定時を過ぎ湊真がオフィスに戻ってきたのを見計らって、私はパソコンのキーボードを打ち込む手を止め、立ち上がった。
湊真のデスクに向かい、オフィス仕様の笑みを浮かべ挨拶をする。
「高宮さん。お疲れ様です」
バッグの中の資料を取り出そうとしていた湊真はその手を止め、オフィスチェアを少し動かして私の方に体を向ける。

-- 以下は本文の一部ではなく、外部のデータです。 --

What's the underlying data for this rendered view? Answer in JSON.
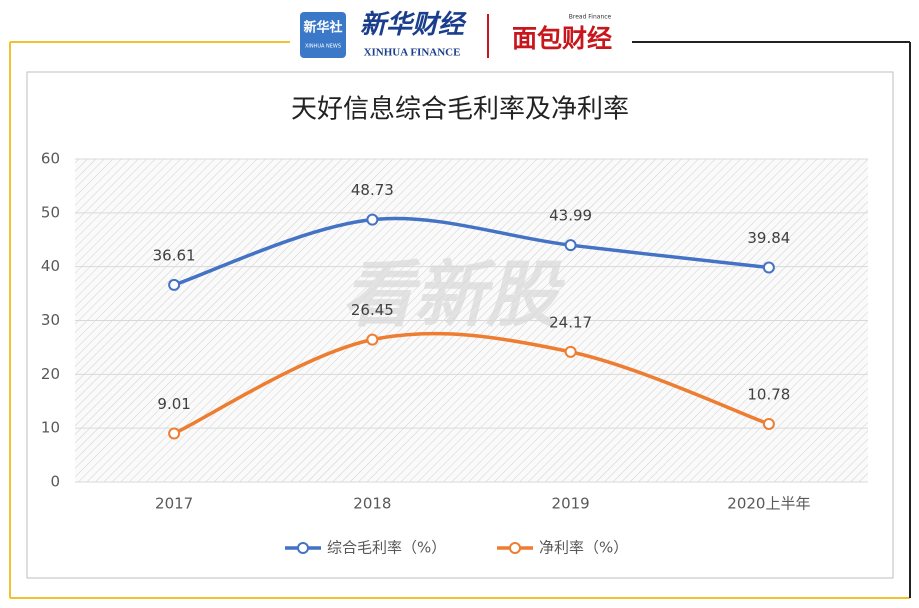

そしていつもと同じように、オフィス仕様の穏やかな笑みを私に向けてきた。
「お疲れ様。野瀬さん。どうかした?」
「部長から柚館(ゆずたち)大学病院の勉強会に関してお聞きしました」
「あぁ。ということは、引き受けてくれるってことかな。良かった。野瀬さんがいるとすごく助かるよ」
「高宮さんのサポートを精一杯勤めさせていただきますね」
「ありがとう」
周りから見ればスムーズかつ穏やかなやり取りに見えただろう。
でも真実はそうではない。
私にとっては「嫌がらせに受けて立つわよ!」という心情だったし、湊真にとっては「さっさと負けを認めてくれて助かるよ。せいぜい俺のために働けよ」という心情だったはずだ。
ほんっと、タヌキなんだから!
引きつりそうになる頬に叱咤激励をしながら、私は勉強会までに準備しておくべきことを湊真に細かく聞き始めた。